Freyse, EJ, Giessmann, T, Petzke, KJ, Knospe, S, Engel, G, Heinke, P, Metges, CC, Siegmund, W
American journal of physiology. Endocrinology and metabolism. 2003;(1):E54-62
Abstract
Increased synthesis rate of fibrinogen, an independent risk factor for cardiovascular disease, was recently reported in obese insulin-resistant female adolescents with chronic elevated nonesterified fatty acids (NEFA). It is unknown whether a short-term change of NEFA concentrations controls hepatic fibrinogen synthesis. Therefore, 10 healthy male volunteers (24.5 +/- 3.3 yr, body mass index 23.5 +/- 2.9 kg/m2) were investigated in random order under basal and elevated NEFA for 8 h. Leucine metabolism, the fractional synthesis rates (FSR) of plasma fibrinogen, and endogenous urea production rates were measured during primed, continuous infusion of [1-13C]leucine and [15N2]urea, respectively. Plasma alpha-[13C]ketoisocaproic acid and [15N2]urea enrichment values were measured with GC-MS. Plasma fibrinogen was isolated with the beta-alanine method, and fibrinogen-related [13C]leucine enrichment was analyzed by GC-CIRMS. Lipofundin infusion and subcutaneous heparin tripled NEFA and triglycerides in the tests. Plasma glucose, circulating insulin, human C-peptide, and plasma glucagon were not changed by the study procedure.
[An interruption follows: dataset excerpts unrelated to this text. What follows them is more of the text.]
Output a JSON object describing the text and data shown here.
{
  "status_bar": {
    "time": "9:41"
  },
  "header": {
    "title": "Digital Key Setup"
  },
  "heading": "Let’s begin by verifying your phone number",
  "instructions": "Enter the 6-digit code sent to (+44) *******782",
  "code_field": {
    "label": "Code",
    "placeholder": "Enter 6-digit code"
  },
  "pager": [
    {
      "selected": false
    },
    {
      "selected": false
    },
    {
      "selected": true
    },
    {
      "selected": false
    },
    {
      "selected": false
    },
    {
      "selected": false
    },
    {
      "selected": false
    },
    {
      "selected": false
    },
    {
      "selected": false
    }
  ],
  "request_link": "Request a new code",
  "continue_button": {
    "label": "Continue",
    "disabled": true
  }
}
Fibrinogen FSR were significantly lower in tests with NEFA elevation (18.44 +/- 4.67%) than in control tests (21.48 +/- 4.32%; P < 0.05). Plasma fibrinogen concentrations measured were not significantly different (NEFA test subjects: 1.85 +/- 0.33, controls: 1.97 +/- 0.54 g/l). Parameters of leucine metabolism, such as leucine rate of appearance, leucine oxidation, and nonoxidative leucine disposal, were not influenced by NEFA elevation, and endogenous urea production remained unchanged. NEFA contributes to short-term regulation of fibrinogen FSR in healthy volunteers under unchanged hormonal status, leucine metabolism, and overall amino acid catabolism. Its contribution might be of relevance at least after fat-rich meals, counteracting by reduction of FSR the blood viscosity increase implied by hyperlipidemia.